There is now a Safran And GE are working another version of what was fondly referred to a load of bananas whirling around.

With sustainability front and center on the aerospace industry agenda, plans are firming up on both sides of the Atlantic for a new wave of ambitious large-scale technology demonstrators to pave the way for ultraefficient next-generation commercial airliners.

Ranging from advanced propulsion and airframe concepts to new systems, structures and fuels, the main demonstrators will form part of the proposed Clean Aviation initiative in Europe and the next round of NASA X-plane projects in the U.S. Clean Aviation, which is expected to succeed Europe’s long-running Clean Sky program, supports the European Union’s broader Horizon Europe research and innovation framework effort for 2021-27 and will feed technology into new civil aviation projects later this decade and into the 2030s.

………

Open rotors, also known as unducted fans or propfans, were initially developed in the U.S. in the 1970s and 1980s amid concerns over rising fuel costs. Although two concepts—GE’s GE36 and the Pratt & Whitney/Allison 578 DX—were flight-tested, both were shelved by the early 1990s after oil prices fell. Although development of propfans continued in Russia, it was not until greenhouse gas emissions became a legislative factor in the 2000s that Western interest in the concept was revived.

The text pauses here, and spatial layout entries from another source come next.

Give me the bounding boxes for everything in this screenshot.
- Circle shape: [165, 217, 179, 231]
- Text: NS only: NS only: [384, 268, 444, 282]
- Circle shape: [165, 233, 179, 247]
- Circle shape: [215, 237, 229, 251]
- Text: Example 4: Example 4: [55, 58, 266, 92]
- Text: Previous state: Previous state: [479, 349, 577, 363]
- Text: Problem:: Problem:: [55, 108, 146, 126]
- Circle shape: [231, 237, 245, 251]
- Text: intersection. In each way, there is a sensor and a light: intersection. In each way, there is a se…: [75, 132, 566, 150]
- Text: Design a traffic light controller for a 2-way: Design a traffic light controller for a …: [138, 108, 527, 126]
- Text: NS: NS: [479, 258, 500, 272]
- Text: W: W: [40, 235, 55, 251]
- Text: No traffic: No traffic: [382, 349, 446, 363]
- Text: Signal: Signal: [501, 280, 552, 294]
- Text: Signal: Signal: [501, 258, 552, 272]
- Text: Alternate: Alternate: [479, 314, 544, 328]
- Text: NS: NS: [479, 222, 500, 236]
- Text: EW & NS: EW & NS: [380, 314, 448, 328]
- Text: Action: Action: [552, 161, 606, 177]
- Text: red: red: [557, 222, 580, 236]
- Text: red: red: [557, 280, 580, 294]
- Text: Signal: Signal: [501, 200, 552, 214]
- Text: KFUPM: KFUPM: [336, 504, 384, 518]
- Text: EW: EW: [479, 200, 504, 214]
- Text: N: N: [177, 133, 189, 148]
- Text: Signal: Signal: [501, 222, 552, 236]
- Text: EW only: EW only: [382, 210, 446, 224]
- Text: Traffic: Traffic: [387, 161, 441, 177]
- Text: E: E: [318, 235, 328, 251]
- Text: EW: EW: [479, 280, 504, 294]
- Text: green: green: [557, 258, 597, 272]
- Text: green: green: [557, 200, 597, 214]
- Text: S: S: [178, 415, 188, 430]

In the U.S. NASA, GE and the FAA collaborated between 2009 and 2012 on wind tunnel tests of an open rotor with blades developed using modern computer-based design methods. The tests showed up to a 3% improvement in net efficiency relative to the best 1980s design, while nominally achieving a 15-17-EPNdB noise margin to Chapter 4 limits.

Around the same time, two open-rotor concepts were evaluated in Europe under the SAGE effort, with a Rolls-Royce-led team evaluating a direct-drive propulsor system while a Safran-led group developed the geared pusher CROR. The Rolls project was later rescoped to focus on lean-burn combustion, while Safran developed a CROR ground demonstrator using its M88 military engine as a gas generator.

So the direct drive free turbine is not a part of the equation this time around, which is kind of a pity.

 I liked the elegance of that arrangement.